Impact of copper (Cu) and iron (Fe) co-doping on structural, optical, magnetic and electrical properties of tin oxide (SnO2) nanoparticles for optoelectronics applications

In this work, pure SnO 2, Sn 0.96 Cu 0.02 Fe 0.02 O 2 and Sn 0.94 Cu 0.02 Fe 0.04 O 2 nanoparticles (NPs) were synthesized via employing simple Co-precipitation method. The prominent peaks of PXRD pattern show that no extra peaks were observed and expose the tetragonal rutile structure of SnO 2 NPs without any impurity indicating that Cu 2+ and Fe 3+ ions are successfully substituted to Sn 4+ ion.
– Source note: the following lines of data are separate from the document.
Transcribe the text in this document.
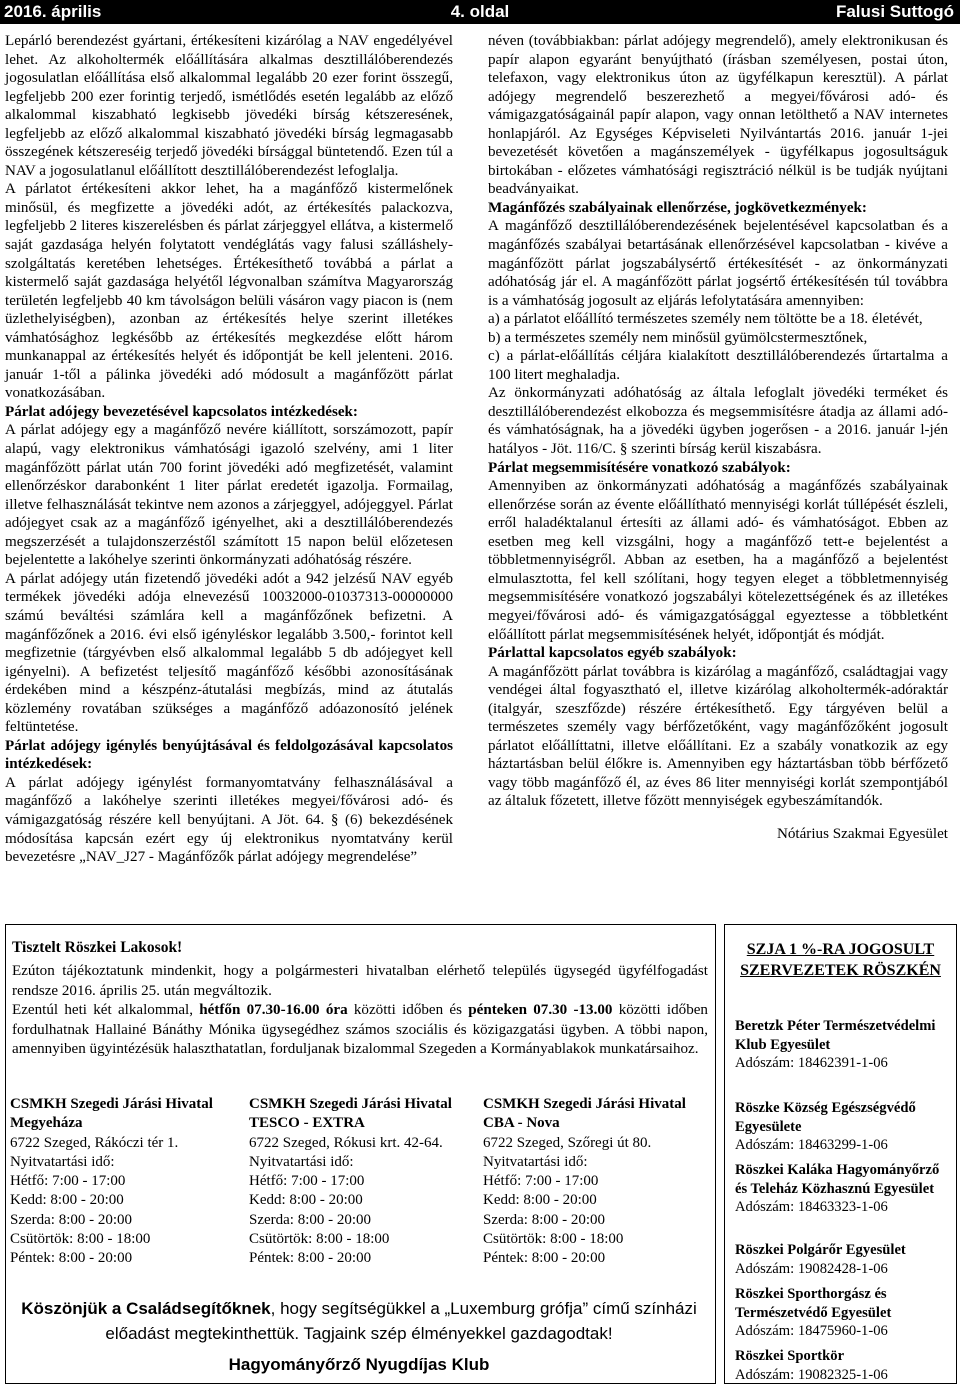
4. oldal
2016. április	Falusi Suttogó

Lepárló berendezést gyártani, értékesíteni kizárólag a NAV engedélyével lehet. Az alkoholtermék előállítására alkalmas desztillálóberendezés jogosulatlan előállítása első alkalommal legalább 20 ezer forint összegű, legfeljebb 200 ezer forintig terjedő, ismétlődés esetén legalább az előző alkalommal kiszabható legkisebb jövedéki bírság kétszeresének, legfeljebb az előző alkalommal kiszabható jövedéki bírság legmagasabb összegének kétszereséig terjedő jövedéki bírsággal büntetendő. Ezen túl a NAV a jogosulatlanul előállított desztillálóberendezést lefoglalja.

A párlatot értékesíteni akkor lehet, ha a magánfőző kistermelőnek minősül, és megfizette a jövedéki adót, az értékesítés palackozva, legfeljebb 2 literes kiszerelésben és párlat zárjeggyel ellátva, a kistermelő saját gazdasága helyén folytatott vendéglátás vagy falusi szálláshely-szolgáltatás keretében lehetséges. Értékesíthető továbbá a párlat a kistermelő saját gazdasága helyétől légvonalban számítva Magyarország területén legfeljebb 40 km távolságon belüli vásáron vagy piacon is (nem üzlethelyiségben), azonban az értékesítés helye szerint illetékes vámhatósághoz legkésőbb az értékesítés megkezdése előtt három munkanappal az értékesítés helyét és időpontját be kell jelenteni. 2016. január 1-től a pálinka jövedéki adó módosult a magánfőzött párlat vonatkozásában.

Párlat adójegy bevezetésével kapcsolatos intézkedések:

A párlat adójegy egy a magánfőző nevére kiállított, sorszámozott, papír alapú, vagy elektronikus vámhatósági igazoló szelvény, ami 1 liter magánfőzött párlat után 700 forint jövedéki adó megfizetését, valamint ellenőrzéskor darabonként 1 liter párlat eredetét igazolja. Formailag, illetve felhasználását tekintve nem azonos a zárjeggyel, adójeggyel. Párlat adójegyet csak az a magánfőző igényelhet, aki a desztillálóberendezés megszerzését a tulajdonszerzéstől számított 15 napon belül előzetesen bejelentette a lakóhelye szerinti önkormányzati adóhatóság részére.

A párlat adójegy után fizetendő jövedéki adót a 942 jelzésű NAV egyéb termékek jövedéki adója elnevezésű 10032000-01037313-00000000 számú beváltési számlára kell a magánfőzőnek befizetni. A magánfőzőnek a 2016. évi első igényléskor legalább 3.500,- forintot kell megfizetnie (tárgyévben első alkalommal legalább 5 db adójegyet kell igényelni). A befizetést teljesítő magánfőző későbbi azonosításának érdekében mind a készpénz-átutalási megbízás, mind az átutalás közlemény rovatában szükséges a magánfőző adóazonosító jelének feltüntetése.

Párlat adójegy igénylés benyújtásával és feldolgozásával kapcsolatos intézkedések:

A párlat adójegy igénylést formanyomtatvány felhasználásával a magánfőző a lakóhelye szerinti illetékes megyei/fővárosi adó- és vámigazgatóság részére kell benyújtani. A Jöt. 64. § (6) bekezdésének módosítása kapcsán ezért egy új elektronikus nyomtatvány kerül bevezetésre „NAV_J27 - Magánfőzők párlat adójegy megrendelése”

néven (továbbiakban: párlat adójegy megrendelő), amely elektronikusan és papír alapon egyaránt benyújtható (írásban személyesen, postai úton, telefaxon, vagy elektronikus úton az ügyfélkapun keresztül). A párlat adójegy megrendelő beszerezhető a megyei/fővárosi adó- és vámigazgatóságainál papír alapon, vagy onnan letölthető a NAV internetes honlapjáról. Az Egységes Képviseleti Nyilvántartás 2016. január 1-jei bevezetését követően a magánszemélyek - ügyfélkapus jogosultságuk birtokában - előzetes vámhatósági regisztráció nélkül is be tudják nyújtani beadványaikat.

Magánfőzés szabályainak ellenőrzése, jogkövetkezmények:

A magánfőző desztillálóberendezésének bejelentésével kapcsolatban és a magánfőzés szabályai betartásának ellenőrzésével kapcsolatban - kivéve a magánfőzött párlat jogszabálysértő értékesítését - az önkormányzati adóhatóság jár el. A magánfőzött párlat jogsértő értékesítésén túl továbbra is a vámhatóság jogosult az eljárás lefolytatására amennyiben:

a) a párlatot előállító természetes személy nem töltötte be a 18. életévét,

b) a természetes személy nem minősül gyümölcstermesztőnek,

c) a párlat-előállítás céljára kialakított desztillálóberendezés űrtartalma a 100 litert meghaladja.

Az önkormányzati adóhatóság az általa lefoglalt jövedéki terméket és desztillálóberendezést elkobozza és megsemmisítésre átadja az állami adó- és vámhatóságnak, ha a jövedéki ügyben jogerősen - a 2016. január l-jén hatályos - Jöt. 116/C. § szerinti bírság kerül kiszabásra.

Párlat megsemmisítésére vonatkozó szabályok:

Amennyiben az önkormányzati adóhatóság a magánfőzés szabályainak ellenőrzése során az évente előállítható mennyiségi korlát túllépését észleli, erről haladéktalanul értesíti az állami adó- és vámhatóságot. Ebben az esetben meg kell vizsgálni, hogy a magánfőző tett-e bejelentést a többletmennyiségről. Abban az esetben, ha a magánfőző a bejelentést elmulasztotta, fel kell szólítani, hogy tegyen eleget a többletmennyiség megsemmisítésére vonatkozó jogszabályi kötelezettségének és az illetékes megyei/fővárosi adó- és vámigazgatósággal egyeztesse a többletként előállított párlat megsemmisítésének helyét, időpontját és módját.

Párlattal kapcsolatos egyéb szabályok:

A magánfőzött párlat továbbra is kizárólag a magánfőző, családtagjai vagy vendégei által fogyasztható el, illetve kizárólag alkoholtermék-adóraktár (italgyár, szeszfőzde) részére értékesíthető. Egy tárgyéven belül a természetes személy vagy bérfőzetőként, vagy magánfőzőként jogosult párlatot előállíttatni, illetve előállítani. Ez a szabály vonatkozik az egy háztartásban belül élőkre is. Amennyiben egy háztartásban több bérfőzető vagy több magánfőző él, az éves 86 liter mennyiségi korlát szempontjából az általuk főzetett, illetve főzött mennyiségek egybeszámítandók.

Nótárius Szakmai Egyesület

Tisztelt Röszkei Lakosok!

Ezúton tájékoztatunk mindenkit, hogy a polgármesteri hivatalban elérhető település ügysegéd ügyfélfogadást rendsze 2016. április 25. után megváltozik.
Ezentúl heti két alkalommal, hétfőn 07.30-16.00 óra közötti időben és pénteken 07.30 -13.00 közötti időben fordulhatnak Hallainé Bánáthy Mónika ügysegédhez számos szociális és közigazgatási ügyben. A többi napon, amennyiben ügyintézésük halaszthatatlan, forduljanak bizalommal Szegeden a Kormányablakok munkatársaihoz.

CSMKH Szegedi Járási Hivatal
Megyeháza
6722 Szeged, Rákóczi tér 1.
Nyitvatartási idő:
Hétfő: 7:00 - 17:00
Kedd: 8:00 - 20:00
Szerda: 8:00 - 20:00
Csütörtök: 8:00 - 18:00
Péntek: 8:00 - 20:00
CSMKH Szegedi Járási Hivatal
TESCO - EXTRA
6722 Szeged, Rókusi krt. 42-64.
Nyitvatartási idő:
Hétfő: 7:00 - 17:00
Kedd: 8:00 - 20:00
Szerda: 8:00 - 20:00
Csütörtök: 8:00 - 18:00
Péntek: 8:00 - 20:00
CSMKH Szegedi Járási Hivatal
CBA - Nova
6722 Szeged, Szőregi út 80.
Nyitvatartási idő:
Hétfő: 7:00 - 17:00
Kedd: 8:00 - 20:00
Szerda: 8:00 - 20:00
Csütörtök: 8:00 - 18:00
Péntek: 8:00 - 20:00
Köszönjük a Családsegítőknek, hogy segítségükkel a „Luxemburg grófja” című színházi előadást megtekinthettük. Tagjaink szép élményekkel gazdagodtak!
Hagyományőrző Nyugdíjas Klub
SZJA 1 %-RA JOGOSULT SZERVEZETEK RÖSZKÉN
Beretzk Péter Természetvédelmi Klub Egyesület
Adószám: 18462391-1-06
Röszke Község Egészségvédő Egyesülete
Adószám: 18463299-1-06
Röszkei Kaláka Hagyományőrző és Teleház Közhasznú Egyesület
Adószám: 18463323-1-06
Röszkei Polgárőr Egyesület
Adószám: 19082428-1-06
Röszkei Sporthorgász és Természetvédő Egyesület
Adószám: 18475960-1-06
Röszkei Sportkör
Adószám: 19082325-1-06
From UV–Vis DRS spectra, the obtained optical band gap of dopant samples was decreased from 3.20 to 2.84 eV due to increases in Cu–Fe co-dopants. The various functional groups present in the synthesized samples are investigated by FTIR studies. PL spectrum shows the broad emission at 364, 410, 496 and 528 nm for all the synthesized samples, and intensity of emission decreases compared with pure SnO 2 NPs. From SEM images, the aggregated shape, distorted sphere-like structure and foam-like porous structure were observed for the pure SnO 2, Sn 0.96 Cu 0.02 Fe 0.02 O 2 and Sn 0.94 Cu 0.02 Fe 0.04 O 2 NPs, respectively. VSM analysis exhibits a maximum saturation magnetization (0.003153) for Sn 0.94 Cu 0.02 Fe 0.04 O 2 NPs. In electrical studies, the resistivity of prepared nanoparticles was measured by impedance spectroscopy analysis. The dopants Cu and Fe influence the size of the samples complements and the increase in the electrical conductivity, which reveals the materials can be a potential candidate for optoelectronic and spintronics fabrication devices.